CYTOFLUOROMETRIC DETERMINATION OF EXCISION REPAIR OF UV-INDUCED PYRIMIDINE DIMERS IN EHRLICH ASCITIC CANCER CELLS

Abstract

The ability of excision repair of a single [mouse] Ehrlich ascitic cancer cell was quantitated by cytofluorometry of unrepaired pyrimidine dimer-FITC [1st important soluble component] complex/single nuclear Feulgen DNA. UV-irradiated Ehrlich ascitic cancer cells reacted with antibodies to denatured UV-DNA using the antisera which were absorbed with methylated bovine serum albumen and heat denatured DNA. Then the immunofluorescent staining specific for pyrimidine dimers was combined with subsequent Feulgen nuclear reaction. Simultaneous cytofluorometric measurement of the amounts of pyrimidine dimer-FITC complex and nuclear Feulgen DNA was performed on a single tumor cell at various times of incubation after UV-irradiation. Before the occurrence of excision repair of UV-DNA lesions, the amount of pyrimidine dimers/unit amount of nuclear DNA was equal in all tumor cells at various stages of cell cycle.
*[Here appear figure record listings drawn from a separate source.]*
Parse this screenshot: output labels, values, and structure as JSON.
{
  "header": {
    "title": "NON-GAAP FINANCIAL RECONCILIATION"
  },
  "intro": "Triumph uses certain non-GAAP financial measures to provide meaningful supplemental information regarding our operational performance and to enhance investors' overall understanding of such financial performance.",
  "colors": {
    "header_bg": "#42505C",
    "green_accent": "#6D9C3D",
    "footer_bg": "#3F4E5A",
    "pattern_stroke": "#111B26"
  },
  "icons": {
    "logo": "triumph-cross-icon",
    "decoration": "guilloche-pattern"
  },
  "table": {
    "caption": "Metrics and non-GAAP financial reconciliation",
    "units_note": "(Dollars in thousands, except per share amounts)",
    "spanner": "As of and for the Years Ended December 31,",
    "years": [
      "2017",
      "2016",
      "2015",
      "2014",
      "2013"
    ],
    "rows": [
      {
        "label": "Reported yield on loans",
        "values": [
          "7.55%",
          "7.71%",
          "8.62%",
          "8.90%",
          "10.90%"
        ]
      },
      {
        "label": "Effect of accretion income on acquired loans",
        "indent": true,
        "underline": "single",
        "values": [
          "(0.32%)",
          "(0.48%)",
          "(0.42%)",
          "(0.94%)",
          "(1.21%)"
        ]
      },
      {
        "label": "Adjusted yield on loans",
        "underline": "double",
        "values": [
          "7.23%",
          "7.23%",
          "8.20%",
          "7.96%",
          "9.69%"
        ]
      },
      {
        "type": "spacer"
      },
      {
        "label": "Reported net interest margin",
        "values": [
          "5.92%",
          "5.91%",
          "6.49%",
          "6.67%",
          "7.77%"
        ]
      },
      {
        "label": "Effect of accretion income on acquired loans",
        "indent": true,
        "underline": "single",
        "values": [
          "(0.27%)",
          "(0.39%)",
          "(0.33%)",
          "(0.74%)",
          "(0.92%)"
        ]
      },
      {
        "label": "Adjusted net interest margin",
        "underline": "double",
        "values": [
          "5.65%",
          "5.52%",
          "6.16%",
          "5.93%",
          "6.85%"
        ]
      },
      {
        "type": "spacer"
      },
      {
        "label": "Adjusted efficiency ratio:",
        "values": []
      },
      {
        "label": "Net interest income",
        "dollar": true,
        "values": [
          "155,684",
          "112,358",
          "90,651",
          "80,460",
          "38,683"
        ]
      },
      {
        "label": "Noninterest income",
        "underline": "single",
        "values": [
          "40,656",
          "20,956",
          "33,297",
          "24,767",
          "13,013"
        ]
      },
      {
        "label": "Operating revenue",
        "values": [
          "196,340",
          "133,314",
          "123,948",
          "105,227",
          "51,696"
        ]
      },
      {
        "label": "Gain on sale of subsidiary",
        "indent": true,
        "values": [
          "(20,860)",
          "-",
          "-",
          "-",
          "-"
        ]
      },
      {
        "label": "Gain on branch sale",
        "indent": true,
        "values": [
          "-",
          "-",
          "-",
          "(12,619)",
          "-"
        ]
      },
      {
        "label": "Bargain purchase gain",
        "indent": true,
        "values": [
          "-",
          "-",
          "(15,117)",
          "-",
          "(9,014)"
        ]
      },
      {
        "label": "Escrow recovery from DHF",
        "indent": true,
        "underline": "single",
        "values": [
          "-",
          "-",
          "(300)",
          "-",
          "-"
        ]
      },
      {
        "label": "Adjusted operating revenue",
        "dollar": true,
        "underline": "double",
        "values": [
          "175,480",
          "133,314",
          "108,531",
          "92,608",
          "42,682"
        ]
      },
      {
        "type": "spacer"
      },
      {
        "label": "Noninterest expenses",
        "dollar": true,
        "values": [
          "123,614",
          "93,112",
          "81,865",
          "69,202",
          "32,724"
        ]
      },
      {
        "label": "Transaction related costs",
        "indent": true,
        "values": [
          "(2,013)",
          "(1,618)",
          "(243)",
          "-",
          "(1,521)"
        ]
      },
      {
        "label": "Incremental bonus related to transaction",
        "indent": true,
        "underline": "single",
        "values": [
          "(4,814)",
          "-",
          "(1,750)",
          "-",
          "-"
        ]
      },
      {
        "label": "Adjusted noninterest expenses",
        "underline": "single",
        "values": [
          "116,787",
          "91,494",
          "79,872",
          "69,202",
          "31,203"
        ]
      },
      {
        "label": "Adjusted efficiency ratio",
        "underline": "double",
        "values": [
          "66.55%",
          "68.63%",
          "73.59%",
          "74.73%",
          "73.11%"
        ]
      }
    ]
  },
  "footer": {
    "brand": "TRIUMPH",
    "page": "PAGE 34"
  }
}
After incubation for 3 h, unrepaired pyrimidine dimers were largest in amount in polyploid cells and least in diploid cells; some diploid cells had no nuclear fluorescence of FITC with a faint fluorescence in the cytoplasm. It might indicate their completion of excision repair of UV-induced pyrimidine dimers followed by transport of them to the cytoplasm within the period. Thus the potency of excision repair of a cell in S phase which has not been demonstrated by the detection of unscheduled DNA synthesis could be quantitated using the immunofluorescent-Feulgen double staining. The order of the increase in the magnitude of excision repair in Ehrlich ascitic cancer cells at different stages of cell cycle was polyploid cells < G2 and S phase cells < diploid G1 cells. When non-absorbed antisera were used, a significant fluorescence was found in the nuclei of some unirradiated large Ehrlich ascitic cancer cells. The specific fluorescence was suspected to have some special relation to naturally occuring single-stranded DNA in the tumor cells.